Language-Model Based Informed Partition of Databases to Speed Up Pattern Mining

Carlos Bobed Lisbona, Jordi Bernad, Pierre Maillot

Published: 01 Jan 2024, Last Modified: 16 Feb 2025Proc. ACM Manag. Data 2024EveryoneRevisionsBibTeXCC BY-SA 4.0

Abstract: Extracting interesting patterns from data is the main objective of Data Mining. In this context, Frequent Itemset Mining has shown its usefulness in providing insights from transactional databases, which, in turn, can be used to gain insights about the structure of Knowledge Graphs.

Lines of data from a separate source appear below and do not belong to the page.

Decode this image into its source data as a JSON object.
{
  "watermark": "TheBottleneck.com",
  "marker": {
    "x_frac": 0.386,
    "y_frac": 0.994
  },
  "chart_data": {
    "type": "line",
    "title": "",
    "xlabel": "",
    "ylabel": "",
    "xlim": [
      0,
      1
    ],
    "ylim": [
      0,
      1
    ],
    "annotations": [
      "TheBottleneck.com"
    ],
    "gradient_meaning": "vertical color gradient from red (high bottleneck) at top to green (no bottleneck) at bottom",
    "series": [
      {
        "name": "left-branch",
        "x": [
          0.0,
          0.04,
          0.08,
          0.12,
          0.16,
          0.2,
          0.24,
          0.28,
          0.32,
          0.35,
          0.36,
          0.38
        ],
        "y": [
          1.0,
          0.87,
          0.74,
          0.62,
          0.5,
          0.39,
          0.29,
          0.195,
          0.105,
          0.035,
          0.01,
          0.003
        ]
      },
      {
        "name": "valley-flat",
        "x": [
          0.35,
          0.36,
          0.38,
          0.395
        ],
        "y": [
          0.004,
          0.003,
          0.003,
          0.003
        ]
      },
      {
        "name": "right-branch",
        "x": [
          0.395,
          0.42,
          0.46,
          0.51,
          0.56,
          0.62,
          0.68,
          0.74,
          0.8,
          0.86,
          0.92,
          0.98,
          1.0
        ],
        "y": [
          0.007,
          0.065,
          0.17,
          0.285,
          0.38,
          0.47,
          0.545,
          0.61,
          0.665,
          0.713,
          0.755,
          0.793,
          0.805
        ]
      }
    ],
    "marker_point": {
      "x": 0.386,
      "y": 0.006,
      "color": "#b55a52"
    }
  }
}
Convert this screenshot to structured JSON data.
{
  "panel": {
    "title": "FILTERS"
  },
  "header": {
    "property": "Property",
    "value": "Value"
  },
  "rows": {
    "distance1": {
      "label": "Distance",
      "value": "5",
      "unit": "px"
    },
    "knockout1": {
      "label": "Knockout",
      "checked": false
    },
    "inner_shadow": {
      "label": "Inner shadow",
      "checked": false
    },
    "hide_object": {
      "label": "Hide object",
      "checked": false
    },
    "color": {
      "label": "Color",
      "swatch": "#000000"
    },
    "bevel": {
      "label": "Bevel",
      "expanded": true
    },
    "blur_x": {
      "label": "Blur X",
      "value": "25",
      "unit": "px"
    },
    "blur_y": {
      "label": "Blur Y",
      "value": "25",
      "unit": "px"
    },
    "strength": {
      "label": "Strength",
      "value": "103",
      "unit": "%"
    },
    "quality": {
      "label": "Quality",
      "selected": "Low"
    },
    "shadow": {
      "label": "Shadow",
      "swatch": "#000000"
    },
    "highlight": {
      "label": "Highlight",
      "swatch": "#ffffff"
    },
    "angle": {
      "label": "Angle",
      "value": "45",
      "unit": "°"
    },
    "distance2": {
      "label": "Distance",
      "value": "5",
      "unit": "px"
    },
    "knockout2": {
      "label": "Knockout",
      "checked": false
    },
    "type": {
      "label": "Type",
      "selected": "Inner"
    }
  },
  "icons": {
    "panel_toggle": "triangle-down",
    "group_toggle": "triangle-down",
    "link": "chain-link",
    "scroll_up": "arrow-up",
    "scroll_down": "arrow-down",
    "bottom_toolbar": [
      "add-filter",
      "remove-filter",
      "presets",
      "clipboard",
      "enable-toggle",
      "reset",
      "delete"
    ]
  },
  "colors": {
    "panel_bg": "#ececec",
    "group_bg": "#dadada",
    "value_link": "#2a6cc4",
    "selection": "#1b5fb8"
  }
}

While there have been a lot of advances in the field, due to the NP-hard nature of the problem, the main approaches still struggle when they are faced with large databases with large and sparse vocabularies, such as the ones obtained from graph propositionalizations. There have been efforts to propose parallel algorithms, but, so far, the goal has not been to tackle this source of complexity (i.e., vocabulary size), thus, in this paper, we propose to parallelize frequent itemset mining algorithms by partitioning the database horizontally (i.e., transaction-wise) while not neglecting all the possible vertical information (i.e., item-wise). Instead of relying on pure item co-appearance metrics, we advocate for the adoption of a different approach: modeling databases as documents, where each transaction is a sentence, and each item a word. In this way, we can apply recent language modeling techniques (i.e., word embeddings) to obtain a continuous representation of the database, clusterize it in different partitions, and apply any mining algorithm to them. We show how our proposal leads to informed partitions with a reduced vocabulary size and a reduced entropy (i.e., disorder). This enhances the scalability, allowing us to speed up mining even in very large databases with sparse vocabularies. We have carried out a thorough experimental evaluation over both synthetic and real datasets showing the benefits of our proposal.